We had arrived. K and I had finally stepped into the realm of ramen houses. Though K may be still of a rookie when it comes to ramen profiles, I’ve been eating and scouting for decent piping hot noodles for some time. Usually, I completely fail at finding anything noteworthy in all of Southeast Michigan, which unfortunately includes my trial-by-error endeavors in Ann Arbor and Metro. But here is a place, Johnny Noodle King, which may be fast tracking Detroit to a decent hub of ramen cuisine. Though to be fully honest I don’t think we are collectively there quite yet. But for myself and K, it was exactly what we wanted in the moment and we left fully satisfied and warm from our miniature feast. And though the design of the place wasn’t quite curated to a soothing ambiance, the sunny windows and aerodynamic booths did remedy our wanton tranquility.

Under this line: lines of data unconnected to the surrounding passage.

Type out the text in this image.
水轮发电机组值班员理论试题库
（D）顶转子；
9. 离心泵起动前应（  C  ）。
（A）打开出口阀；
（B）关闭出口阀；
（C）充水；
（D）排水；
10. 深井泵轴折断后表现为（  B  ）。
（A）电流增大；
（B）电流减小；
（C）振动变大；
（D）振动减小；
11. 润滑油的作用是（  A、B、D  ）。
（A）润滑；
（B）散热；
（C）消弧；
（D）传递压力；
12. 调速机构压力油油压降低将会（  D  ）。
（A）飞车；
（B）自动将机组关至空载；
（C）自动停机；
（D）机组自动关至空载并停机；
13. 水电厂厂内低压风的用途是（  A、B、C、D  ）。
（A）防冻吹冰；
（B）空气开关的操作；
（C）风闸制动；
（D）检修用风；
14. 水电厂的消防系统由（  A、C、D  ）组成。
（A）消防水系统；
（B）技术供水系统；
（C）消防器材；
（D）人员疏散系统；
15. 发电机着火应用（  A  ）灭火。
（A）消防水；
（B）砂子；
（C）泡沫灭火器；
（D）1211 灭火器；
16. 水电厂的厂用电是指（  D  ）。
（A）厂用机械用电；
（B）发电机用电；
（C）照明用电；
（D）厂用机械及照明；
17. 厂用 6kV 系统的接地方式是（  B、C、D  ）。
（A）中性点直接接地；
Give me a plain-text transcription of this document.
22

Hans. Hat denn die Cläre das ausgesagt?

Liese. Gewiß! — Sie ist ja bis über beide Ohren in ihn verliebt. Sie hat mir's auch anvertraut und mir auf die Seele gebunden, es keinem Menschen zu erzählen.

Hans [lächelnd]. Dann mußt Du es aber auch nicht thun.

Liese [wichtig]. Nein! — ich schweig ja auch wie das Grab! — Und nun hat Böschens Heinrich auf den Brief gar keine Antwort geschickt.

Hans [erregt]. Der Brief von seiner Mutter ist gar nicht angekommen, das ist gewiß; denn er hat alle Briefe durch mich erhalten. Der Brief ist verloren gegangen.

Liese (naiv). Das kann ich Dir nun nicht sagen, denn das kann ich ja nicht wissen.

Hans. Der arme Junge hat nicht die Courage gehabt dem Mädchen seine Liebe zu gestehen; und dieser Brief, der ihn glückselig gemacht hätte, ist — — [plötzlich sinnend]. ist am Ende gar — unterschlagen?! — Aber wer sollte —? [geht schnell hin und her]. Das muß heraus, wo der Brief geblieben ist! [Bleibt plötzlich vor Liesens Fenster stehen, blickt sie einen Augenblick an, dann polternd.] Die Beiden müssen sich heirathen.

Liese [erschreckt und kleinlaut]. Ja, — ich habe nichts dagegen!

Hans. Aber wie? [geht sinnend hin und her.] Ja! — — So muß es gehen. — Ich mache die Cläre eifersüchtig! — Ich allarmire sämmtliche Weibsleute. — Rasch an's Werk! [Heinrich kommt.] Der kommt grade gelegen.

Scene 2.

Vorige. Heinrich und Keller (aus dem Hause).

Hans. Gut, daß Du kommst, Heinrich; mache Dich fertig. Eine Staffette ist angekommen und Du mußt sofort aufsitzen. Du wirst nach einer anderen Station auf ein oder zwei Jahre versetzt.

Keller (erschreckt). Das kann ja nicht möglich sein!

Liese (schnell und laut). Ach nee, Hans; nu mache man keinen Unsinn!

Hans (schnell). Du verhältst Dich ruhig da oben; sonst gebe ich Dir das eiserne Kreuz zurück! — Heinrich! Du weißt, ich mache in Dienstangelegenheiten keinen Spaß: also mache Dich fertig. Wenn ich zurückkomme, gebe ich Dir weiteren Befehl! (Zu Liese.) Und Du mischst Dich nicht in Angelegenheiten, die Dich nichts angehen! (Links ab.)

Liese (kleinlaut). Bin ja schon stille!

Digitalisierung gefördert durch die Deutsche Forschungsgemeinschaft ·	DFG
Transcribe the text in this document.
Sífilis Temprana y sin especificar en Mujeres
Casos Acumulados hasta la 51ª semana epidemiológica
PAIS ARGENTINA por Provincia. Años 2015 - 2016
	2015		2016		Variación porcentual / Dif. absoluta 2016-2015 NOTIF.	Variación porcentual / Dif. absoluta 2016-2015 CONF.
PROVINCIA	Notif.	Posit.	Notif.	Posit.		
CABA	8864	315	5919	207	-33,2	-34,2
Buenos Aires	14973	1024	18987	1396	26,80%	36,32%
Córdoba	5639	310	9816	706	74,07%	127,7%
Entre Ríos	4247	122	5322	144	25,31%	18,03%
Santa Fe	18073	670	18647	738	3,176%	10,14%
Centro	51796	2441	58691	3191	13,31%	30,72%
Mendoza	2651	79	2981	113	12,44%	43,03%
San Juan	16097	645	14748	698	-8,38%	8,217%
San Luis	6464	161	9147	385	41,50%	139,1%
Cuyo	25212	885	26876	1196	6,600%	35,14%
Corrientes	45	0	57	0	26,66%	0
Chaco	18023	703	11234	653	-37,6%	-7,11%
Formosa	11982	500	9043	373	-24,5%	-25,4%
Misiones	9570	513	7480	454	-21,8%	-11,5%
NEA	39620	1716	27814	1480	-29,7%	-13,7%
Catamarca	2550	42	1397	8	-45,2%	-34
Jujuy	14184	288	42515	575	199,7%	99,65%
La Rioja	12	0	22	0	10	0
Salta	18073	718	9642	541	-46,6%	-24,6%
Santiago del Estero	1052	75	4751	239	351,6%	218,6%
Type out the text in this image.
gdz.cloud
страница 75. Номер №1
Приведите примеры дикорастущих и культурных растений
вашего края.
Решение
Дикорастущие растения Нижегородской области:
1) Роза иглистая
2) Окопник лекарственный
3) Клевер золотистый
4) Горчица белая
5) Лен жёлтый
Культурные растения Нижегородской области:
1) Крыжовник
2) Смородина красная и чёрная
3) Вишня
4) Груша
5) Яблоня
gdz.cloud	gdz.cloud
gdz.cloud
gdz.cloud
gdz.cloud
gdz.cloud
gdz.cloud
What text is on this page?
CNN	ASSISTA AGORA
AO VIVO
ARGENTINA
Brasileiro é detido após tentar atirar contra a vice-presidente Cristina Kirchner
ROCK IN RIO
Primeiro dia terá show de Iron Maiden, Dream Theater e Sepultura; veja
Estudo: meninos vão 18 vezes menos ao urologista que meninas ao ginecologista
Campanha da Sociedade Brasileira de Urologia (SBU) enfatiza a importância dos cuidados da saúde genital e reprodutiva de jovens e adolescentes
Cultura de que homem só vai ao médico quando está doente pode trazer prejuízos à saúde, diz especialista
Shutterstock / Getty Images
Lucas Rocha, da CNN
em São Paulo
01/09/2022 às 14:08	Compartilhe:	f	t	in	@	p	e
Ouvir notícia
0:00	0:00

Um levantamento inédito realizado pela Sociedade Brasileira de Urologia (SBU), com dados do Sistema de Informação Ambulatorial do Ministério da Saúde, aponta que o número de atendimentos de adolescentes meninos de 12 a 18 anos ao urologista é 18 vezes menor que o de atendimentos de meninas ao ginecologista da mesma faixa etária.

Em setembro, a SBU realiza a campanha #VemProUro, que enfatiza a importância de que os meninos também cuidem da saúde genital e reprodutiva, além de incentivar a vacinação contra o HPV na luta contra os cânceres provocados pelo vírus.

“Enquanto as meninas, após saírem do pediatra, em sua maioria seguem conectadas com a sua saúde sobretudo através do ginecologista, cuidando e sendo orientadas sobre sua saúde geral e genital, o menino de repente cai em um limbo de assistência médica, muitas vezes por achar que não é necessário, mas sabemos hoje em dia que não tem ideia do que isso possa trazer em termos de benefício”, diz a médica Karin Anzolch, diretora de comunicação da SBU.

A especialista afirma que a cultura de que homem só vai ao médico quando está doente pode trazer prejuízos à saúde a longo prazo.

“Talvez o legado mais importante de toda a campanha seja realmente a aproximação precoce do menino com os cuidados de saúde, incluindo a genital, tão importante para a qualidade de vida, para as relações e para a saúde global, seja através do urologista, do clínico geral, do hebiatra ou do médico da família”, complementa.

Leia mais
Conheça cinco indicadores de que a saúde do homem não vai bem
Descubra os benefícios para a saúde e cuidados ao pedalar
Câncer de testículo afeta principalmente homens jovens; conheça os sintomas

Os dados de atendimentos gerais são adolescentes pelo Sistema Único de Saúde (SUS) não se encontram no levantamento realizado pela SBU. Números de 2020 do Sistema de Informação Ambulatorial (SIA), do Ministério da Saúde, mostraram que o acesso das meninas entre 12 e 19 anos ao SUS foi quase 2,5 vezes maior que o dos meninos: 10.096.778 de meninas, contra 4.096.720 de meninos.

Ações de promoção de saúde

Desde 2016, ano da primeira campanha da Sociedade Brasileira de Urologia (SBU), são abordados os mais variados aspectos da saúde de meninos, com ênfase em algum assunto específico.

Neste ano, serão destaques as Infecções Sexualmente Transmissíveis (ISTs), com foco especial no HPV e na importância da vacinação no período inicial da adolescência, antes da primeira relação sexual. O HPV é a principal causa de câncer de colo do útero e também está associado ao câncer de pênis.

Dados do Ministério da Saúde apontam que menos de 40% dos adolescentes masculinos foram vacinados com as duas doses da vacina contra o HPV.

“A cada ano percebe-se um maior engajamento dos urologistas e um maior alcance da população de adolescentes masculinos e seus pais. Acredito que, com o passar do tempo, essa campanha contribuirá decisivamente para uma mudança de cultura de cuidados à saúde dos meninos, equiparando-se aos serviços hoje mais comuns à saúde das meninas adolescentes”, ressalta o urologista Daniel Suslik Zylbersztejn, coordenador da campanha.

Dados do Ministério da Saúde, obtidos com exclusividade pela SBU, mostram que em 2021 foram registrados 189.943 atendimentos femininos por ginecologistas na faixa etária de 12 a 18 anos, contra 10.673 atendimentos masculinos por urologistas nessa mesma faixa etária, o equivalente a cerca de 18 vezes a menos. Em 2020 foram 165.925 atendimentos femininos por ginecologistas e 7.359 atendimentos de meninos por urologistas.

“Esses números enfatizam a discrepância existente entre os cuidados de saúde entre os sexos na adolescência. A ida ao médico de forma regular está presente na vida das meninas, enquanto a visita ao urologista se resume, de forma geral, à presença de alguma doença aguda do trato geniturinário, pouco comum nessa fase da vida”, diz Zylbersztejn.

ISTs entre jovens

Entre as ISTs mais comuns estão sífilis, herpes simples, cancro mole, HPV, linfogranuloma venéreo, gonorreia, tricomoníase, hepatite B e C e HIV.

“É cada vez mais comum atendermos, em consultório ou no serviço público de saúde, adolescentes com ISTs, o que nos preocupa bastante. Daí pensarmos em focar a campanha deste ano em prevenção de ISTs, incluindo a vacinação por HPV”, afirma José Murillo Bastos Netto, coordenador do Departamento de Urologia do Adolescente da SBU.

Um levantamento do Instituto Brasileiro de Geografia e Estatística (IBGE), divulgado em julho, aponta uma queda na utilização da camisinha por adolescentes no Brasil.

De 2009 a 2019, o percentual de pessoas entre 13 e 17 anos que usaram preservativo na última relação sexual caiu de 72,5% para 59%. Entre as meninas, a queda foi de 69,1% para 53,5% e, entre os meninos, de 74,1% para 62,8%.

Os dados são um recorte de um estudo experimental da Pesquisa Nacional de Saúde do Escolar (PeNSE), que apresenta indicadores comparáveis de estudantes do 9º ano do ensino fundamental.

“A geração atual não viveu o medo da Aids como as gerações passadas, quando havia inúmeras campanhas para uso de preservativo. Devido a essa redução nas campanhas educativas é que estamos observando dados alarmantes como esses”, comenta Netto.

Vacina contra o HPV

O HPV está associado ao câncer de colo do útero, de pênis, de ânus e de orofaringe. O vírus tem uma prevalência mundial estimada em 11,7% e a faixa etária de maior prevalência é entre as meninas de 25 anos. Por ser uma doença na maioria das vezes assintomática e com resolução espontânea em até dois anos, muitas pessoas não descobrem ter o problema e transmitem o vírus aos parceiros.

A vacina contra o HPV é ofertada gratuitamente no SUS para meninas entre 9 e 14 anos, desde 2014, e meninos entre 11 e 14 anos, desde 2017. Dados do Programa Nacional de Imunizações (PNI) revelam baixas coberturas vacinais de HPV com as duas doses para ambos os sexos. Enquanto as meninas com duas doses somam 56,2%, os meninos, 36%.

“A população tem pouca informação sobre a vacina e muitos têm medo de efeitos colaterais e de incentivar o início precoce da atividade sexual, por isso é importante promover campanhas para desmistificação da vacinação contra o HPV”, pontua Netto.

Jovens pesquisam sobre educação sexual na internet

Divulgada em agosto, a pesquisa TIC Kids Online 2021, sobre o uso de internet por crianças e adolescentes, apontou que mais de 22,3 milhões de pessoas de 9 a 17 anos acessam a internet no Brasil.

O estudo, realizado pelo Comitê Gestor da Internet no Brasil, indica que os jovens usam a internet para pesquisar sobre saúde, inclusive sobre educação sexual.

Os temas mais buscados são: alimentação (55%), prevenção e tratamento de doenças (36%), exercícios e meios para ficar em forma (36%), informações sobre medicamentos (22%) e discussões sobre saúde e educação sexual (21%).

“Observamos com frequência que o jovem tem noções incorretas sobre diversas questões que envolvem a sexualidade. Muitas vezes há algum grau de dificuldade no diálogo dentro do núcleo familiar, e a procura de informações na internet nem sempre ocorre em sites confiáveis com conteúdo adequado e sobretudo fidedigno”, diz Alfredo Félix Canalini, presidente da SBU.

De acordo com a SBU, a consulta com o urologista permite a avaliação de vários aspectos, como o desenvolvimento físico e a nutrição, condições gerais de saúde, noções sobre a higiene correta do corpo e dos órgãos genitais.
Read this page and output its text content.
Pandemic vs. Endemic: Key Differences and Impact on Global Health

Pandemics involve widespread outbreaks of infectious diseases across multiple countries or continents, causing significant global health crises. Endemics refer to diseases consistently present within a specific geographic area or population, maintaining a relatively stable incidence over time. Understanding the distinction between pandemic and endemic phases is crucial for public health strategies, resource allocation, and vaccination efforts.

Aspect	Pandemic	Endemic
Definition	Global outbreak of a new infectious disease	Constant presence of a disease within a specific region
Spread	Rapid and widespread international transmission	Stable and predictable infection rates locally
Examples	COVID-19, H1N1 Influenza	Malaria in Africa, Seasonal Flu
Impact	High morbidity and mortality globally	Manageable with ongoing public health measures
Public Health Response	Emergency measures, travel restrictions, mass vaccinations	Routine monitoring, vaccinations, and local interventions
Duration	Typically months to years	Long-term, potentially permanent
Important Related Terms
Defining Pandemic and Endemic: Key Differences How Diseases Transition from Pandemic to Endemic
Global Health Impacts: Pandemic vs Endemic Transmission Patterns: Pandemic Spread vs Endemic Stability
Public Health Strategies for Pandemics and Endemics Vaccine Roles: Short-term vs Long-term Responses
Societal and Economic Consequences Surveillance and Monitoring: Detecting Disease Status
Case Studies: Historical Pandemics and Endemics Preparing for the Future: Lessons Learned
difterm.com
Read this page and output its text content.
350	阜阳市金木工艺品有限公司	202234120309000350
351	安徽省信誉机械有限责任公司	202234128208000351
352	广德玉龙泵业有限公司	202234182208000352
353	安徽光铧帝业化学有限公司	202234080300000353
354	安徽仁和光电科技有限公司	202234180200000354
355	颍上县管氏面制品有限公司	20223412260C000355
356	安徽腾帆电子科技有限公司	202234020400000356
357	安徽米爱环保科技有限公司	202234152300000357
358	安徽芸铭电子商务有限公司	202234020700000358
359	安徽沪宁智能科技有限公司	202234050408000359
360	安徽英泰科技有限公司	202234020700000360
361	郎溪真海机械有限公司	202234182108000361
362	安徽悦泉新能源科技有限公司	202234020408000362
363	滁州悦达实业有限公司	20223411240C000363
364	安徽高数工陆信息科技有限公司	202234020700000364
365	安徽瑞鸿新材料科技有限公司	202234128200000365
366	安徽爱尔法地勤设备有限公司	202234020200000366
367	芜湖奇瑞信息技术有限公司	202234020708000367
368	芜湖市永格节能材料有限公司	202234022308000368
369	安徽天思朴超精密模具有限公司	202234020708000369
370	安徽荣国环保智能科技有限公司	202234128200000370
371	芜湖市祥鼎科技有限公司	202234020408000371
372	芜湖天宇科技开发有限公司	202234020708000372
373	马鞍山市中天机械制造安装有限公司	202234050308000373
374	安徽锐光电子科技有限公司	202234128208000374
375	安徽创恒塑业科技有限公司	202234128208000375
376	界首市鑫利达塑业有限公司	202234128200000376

Out first came our Seaweed Salad and Inari Bun. The salad was light and acted almost part palette cleanser. It didn’t have the intrigue or exploratory nature of some other seaweed dishes I’ve eaten and it most certainly didn’t have a spicy or invigorating approach that some regional Asian versions have. In K’s opinion it would do better coming out mid meal or at the same time as our ramen. With just a bit of crunch and flaky bits on top, this salad was a nice warm-up for our upcoming dishes. The Inari Bun was a petite sandwich of perfection. It may have been a bit sticky for K and the contours of the plating didn’t fully juxtapose the bun in the way I think they had hoped it would have – but I thought the flavors were truly spot on.

When taking into account an Americana palette, I thought they did a really good job, finding the balance between traditional recipes and ones that may be more westernized. The flavors were warming, wholesome and lip-smackingly refreshing. This time we just had water but in the past we’ve had some fun drinks – among which hot tea, cold coffee and draft Sapporo all were pleasantly appropriate, but they do offer some craft cocktails as well.

Then finally, the much anticipated bowls – Champon and their sauced Gong Bao arrived. One major warning to our strict vegetarians, they do not, I repeat they do not have vegetarian stock water, unless you order their Veggie Miso. K and I have never been big fans of miso soups nor have we ever liked udon dishes or cold noodles that much, so we made a necessary compromise to get that thick and creamy stock we were searching for – we got a pork stock. Now before you fall over and make accusations of hypocrisy in our names. Let us please come to an understanding. These dishes are meat stock based. That is what they are, that is what ramen stock is, across almost every traditional recipe. You can do mushroom stock, take on a miso reworking, or do a vegetable and soy sauce approach but the stimulating, tummy rubbing goodness you get from traditional ramen dishes isn’t derived from a vegetarian background. Ask Momofuku in New York or any of the culinary complexities in Toronto or even the scrumptious streets of Taipei and you’ll find the same skeletal conclusion. Now that being said, we did however make a substitution of beef or chicken chunks to tofu, of which they executed very well.

The Champon came complete with cabbage, soft boiled egg, a dollop of chili paste, black mushroom, and of course some bean sprouts and scallions. It was in many respects a righteous mix of simplicity. I wasn’t entirely sure if the black mushrooms were black fungus or some other trumpeted version but either way the dish was delicious. And our Gong Bao was actually a tad unexpected. As it had very large chunks of substituted tofu in an extra saucy mixture of chili powder and halved peanuts. Its default accompaniment was wide rice noodles but you have the choice to swap for jasmine rice. We kept to the default as it made an amusing contrasted texture to our ramen.

Be it for just a beer and a few Inari Buns at the bar or a full entrée sized smorgasbord by the windows, Johnny Noodle King is making some strong strides to amplify our ramen game here in Detroit.